In fact, the Naver Search team has applied the "Omni Search" service to Naver Smart Lens since May this year. It is a search technology that actively utilizes multimodality that combines text and images. 

 


4. GATO: General Artificial Intelligence, the last journey

 

Google DeepMind released a model called GATO on May 12, following the submission of Flamingo to CVPR on April 29. GATO is a model that is an extension of Flamingo, a universal AI model. They named our Generalist agent "GATO" with over 600 features, including playing Atari, Image captioning, chatting with humans, and building color blocks with robotic arms. 

Flamingo was able to do many interactive tasks, but it was not possible to perform tasks in such a different domain like GATO. GATO is a universal artificial intelligence algorithm that can do many tasks. 

 

It's all done by transformers, tokenization, lined up sequentially, and turned the prediction model around. GATO has trained various tasks with 1.2 billion parameters by tokenizing them like this. 

 

- Tokenization method

continuous 1024 uniform units
discrete  use 0,01204
text sentence pice [0,320000]
image non-overlapping 18*18 patches -> normalized [-1,1]

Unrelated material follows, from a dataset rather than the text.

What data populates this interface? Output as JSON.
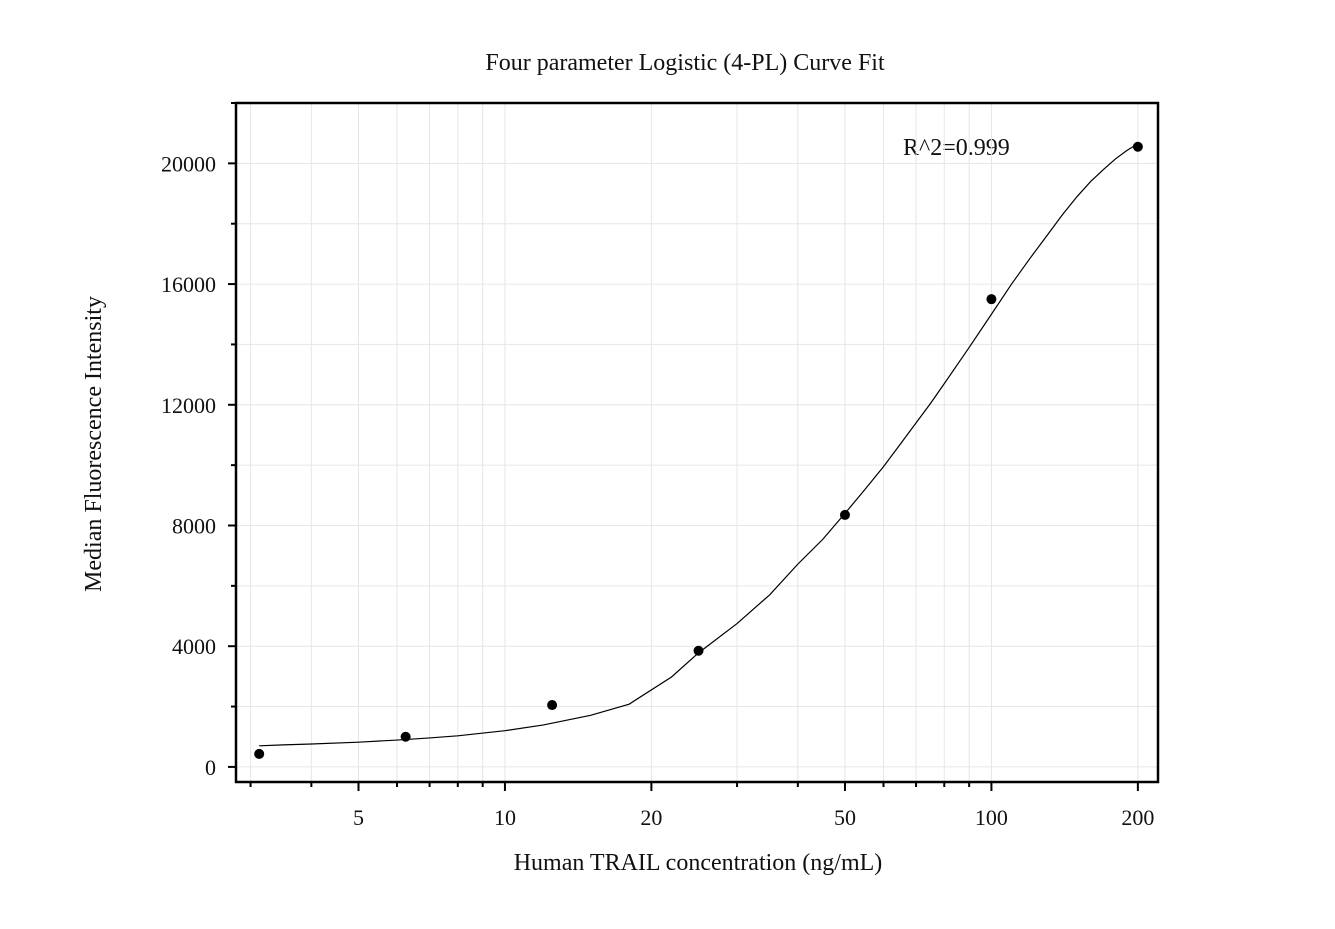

Then is it possible to have a general-purpose artificial intelligence that is really similar to humans if we teach multiple tasks like GATO? Not at all. It's just like hiring agents from different environments at once, putting them in one network. In any case, it can be used for many general-purpose tasks, but it's not the same as humans. It's just a model that is trained with data that is just a probability distribution model so when input comes, output comes. 

 

What's the difference between people and AI? People can think and reason for themselves, but AI is forced to learn, and even that learning is nothing more than learning a lot of data probability statistics. 

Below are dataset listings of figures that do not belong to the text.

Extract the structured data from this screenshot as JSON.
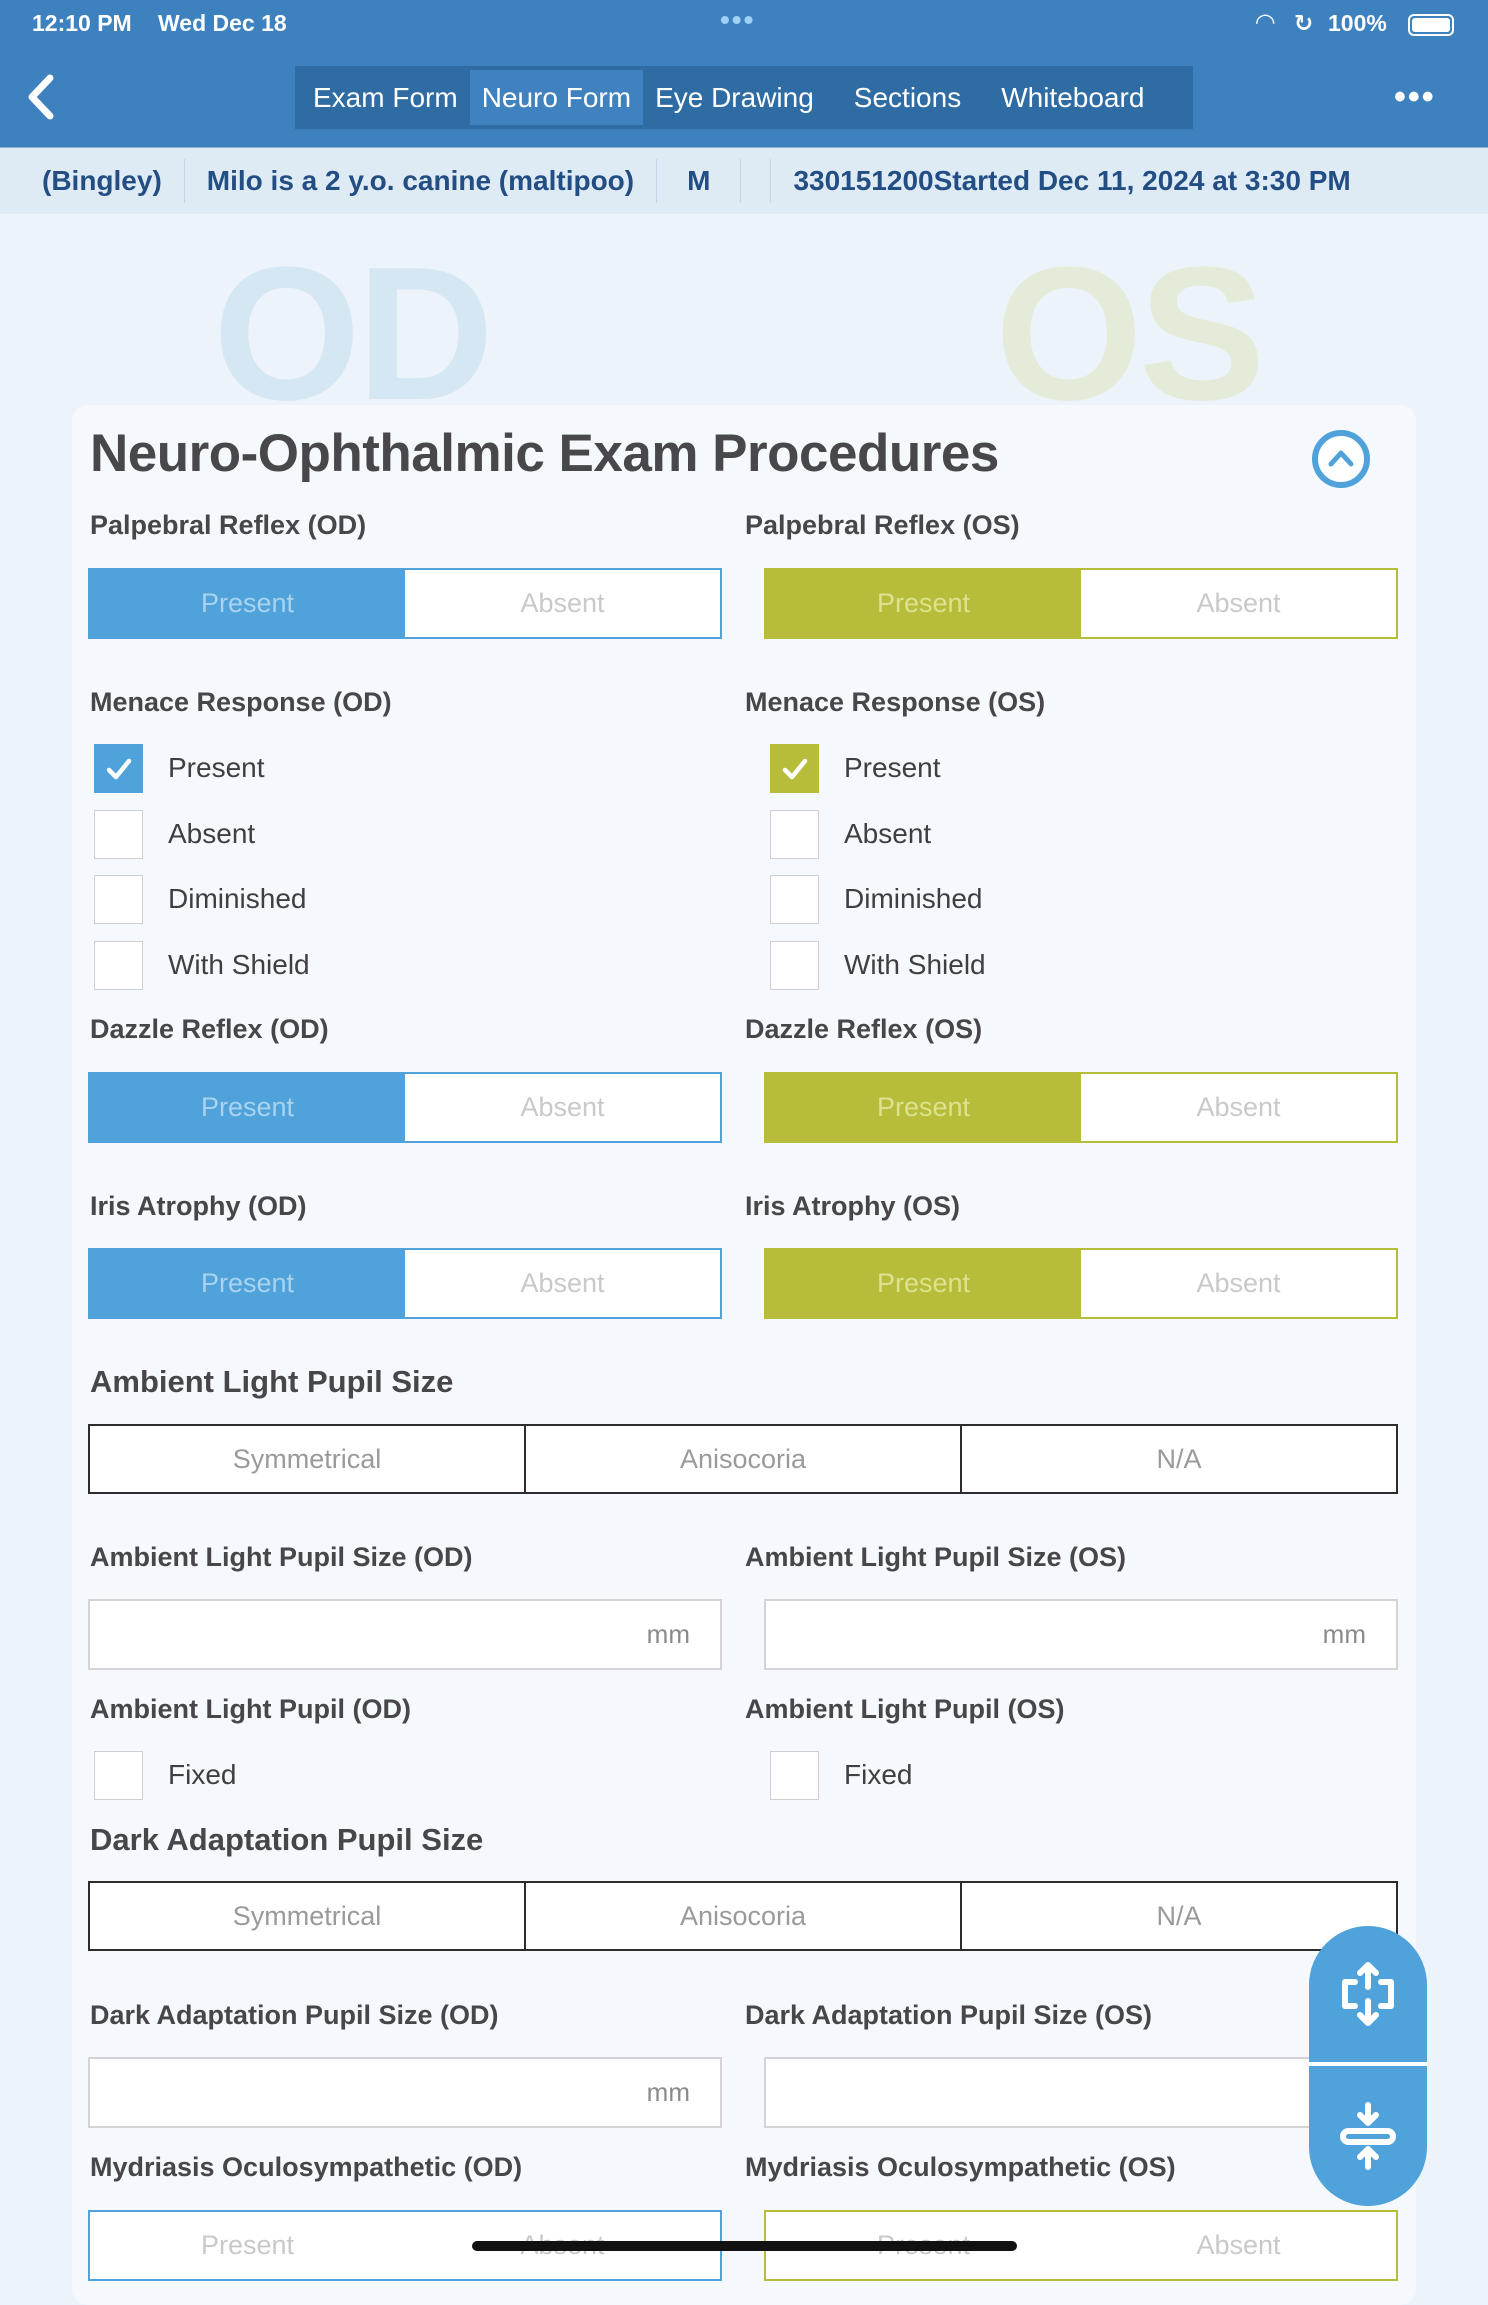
{
  "status_bar": {
    "time": "12:10 PM",
    "date": "Wed Dec 18",
    "battery": "100%"
  },
  "nav": {
    "tabs": [
      "Exam Form",
      "Neuro Form",
      "Eye Drawing",
      "Sections",
      "Whiteboard"
    ],
    "active_tab": "Neuro Form"
  },
  "patient": {
    "owner": "(Bingley)",
    "description": "Milo is a 2 y.o. canine (maltipoo)",
    "sex": "M",
    "record": "330151200Started Dec 11, 2024 at 3:30 PM"
  },
  "watermarks": {
    "od": "OD",
    "os": "OS"
  },
  "section": {
    "title": "Neuro-Ophthalmic Exam Procedures"
  },
  "colors": {
    "od_accent": "#4fa3da",
    "os_accent": "#b7bd3b",
    "header": "#3d82bf"
  },
  "fields": {
    "palpebral": {
      "od": {
        "label": "Palpebral Reflex (OD)",
        "options": [
          "Present",
          "Absent"
        ],
        "selected": "Present"
      },
      "os": {
        "label": "Palpebral Reflex (OS)",
        "options": [
          "Present",
          "Absent"
        ],
        "selected": "Present"
      }
    },
    "menace": {
      "od": {
        "label": "Menace Response (OD)",
        "options": [
          {
            "label": "Present",
            "checked": true
          },
          {
            "label": "Absent",
            "checked": false
          },
          {
            "label": "Diminished",
            "checked": false
          },
          {
            "label": "With Shield",
            "checked": false
          }
        ]
      },
      "os": {
        "label": "Menace Response (OS)",
        "options": [
          {
            "label": "Present",
            "checked": true
          },
          {
            "label": "Absent",
            "checked": false
          },
          {
            "label": "Diminished",
            "checked": false
          },
          {
            "label": "With Shield",
            "checked": false
          }
        ]
      }
    },
    "dazzle": {
      "od": {
        "label": "Dazzle Reflex (OD)",
        "options": [
          "Present",
          "Absent"
        ],
        "selected": "Present"
      },
      "os": {
        "label": "Dazzle Reflex (OS)",
        "options": [
          "Present",
          "Absent"
        ],
        "selected": "Present"
      }
    },
    "iris": {
      "od": {
        "label": "Iris Atrophy (OD)",
        "options": [
          "Present",
          "Absent"
        ],
        "selected": "Present"
      },
      "os": {
        "label": "Iris Atrophy (OS)",
        "options": [
          "Present",
          "Absent"
        ],
        "selected": "Present"
      }
    },
    "ambient_size": {
      "label": "Ambient Light Pupil Size",
      "options": [
        "Symmetrical",
        "Anisocoria",
        "N/A"
      ]
    },
    "ambient_size_eye": {
      "od": {
        "label": "Ambient Light Pupil Size (OD)",
        "value": "",
        "unit": "mm"
      },
      "os": {
        "label": "Ambient Light Pupil Size (OS)",
        "value": "",
        "unit": "mm"
      }
    },
    "ambient_pupil": {
      "od": {
        "label": "Ambient Light Pupil (OD)",
        "options": [
          {
            "label": "Fixed",
            "checked": false
          }
        ]
      },
      "os": {
        "label": "Ambient Light Pupil (OS)",
        "options": [
          {
            "label": "Fixed",
            "checked": false
          }
        ]
      }
    },
    "dark_size": {
      "label": "Dark Adaptation Pupil Size",
      "options": [
        "Symmetrical",
        "Anisocoria",
        "N/A"
      ]
    },
    "dark_size_eye": {
      "od": {
        "label": "Dark Adaptation Pupil Size (OD)",
        "value": "",
        "unit": "mm"
      },
      "os": {
        "label": "Dark Adaptation Pupil Size (OS)",
        "value": "",
        "unit": ""
      }
    },
    "mydriasis": {
      "od": {
        "label": "Mydriasis Oculosympathetic (OD)",
        "options": [
          "Present",
          "Absent"
        ],
        "selected": ""
      },
      "os": {
        "label": "Mydriasis Oculosympathetic (OS)",
        "options": [
          "Present",
          "Absent"
        ],
        "selected": ""
      }
    }
  }
}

💡 AI technology is a huge algorithm that can solve many problems that have not been solved. However, it does not work in a similar way to humans. It is simply a product of numerous learning outcomes. 

 


4. Innovative models to make new developments

 

GPT-3 of Openai was released in early 2020 and has shown tremendous performance. The GPT-3 is currently the largest language model with 150 billion parameters, up to 100 times larger than the previous model, GPT-2. It takes about 300 years to train on a typical cloud platform. The number of words that went into learning is close to 499 billion. CLIP also trained 400 million image-text pairs over 18 days on 592 Tesla V100 GPU. (based on RN50x62 model)

In this way, companies such as Google DeepMind and Open AI continue to create ultra-large AI models based on enormous computing support. However, this learning also uses too much computing power to significantly impact climate change.

 

What is the future of AI? The AI model gave human convenience, but in reverse, it is a big factor in climate change. 

Today, Multimodal learning is nothing more than bringing and using a model that works well in the field of vision and natural language. There was no special algorithm. Big AI models like CLIP are good to be able to use more powerful modalities, but we think it's time for new algorithms to come up.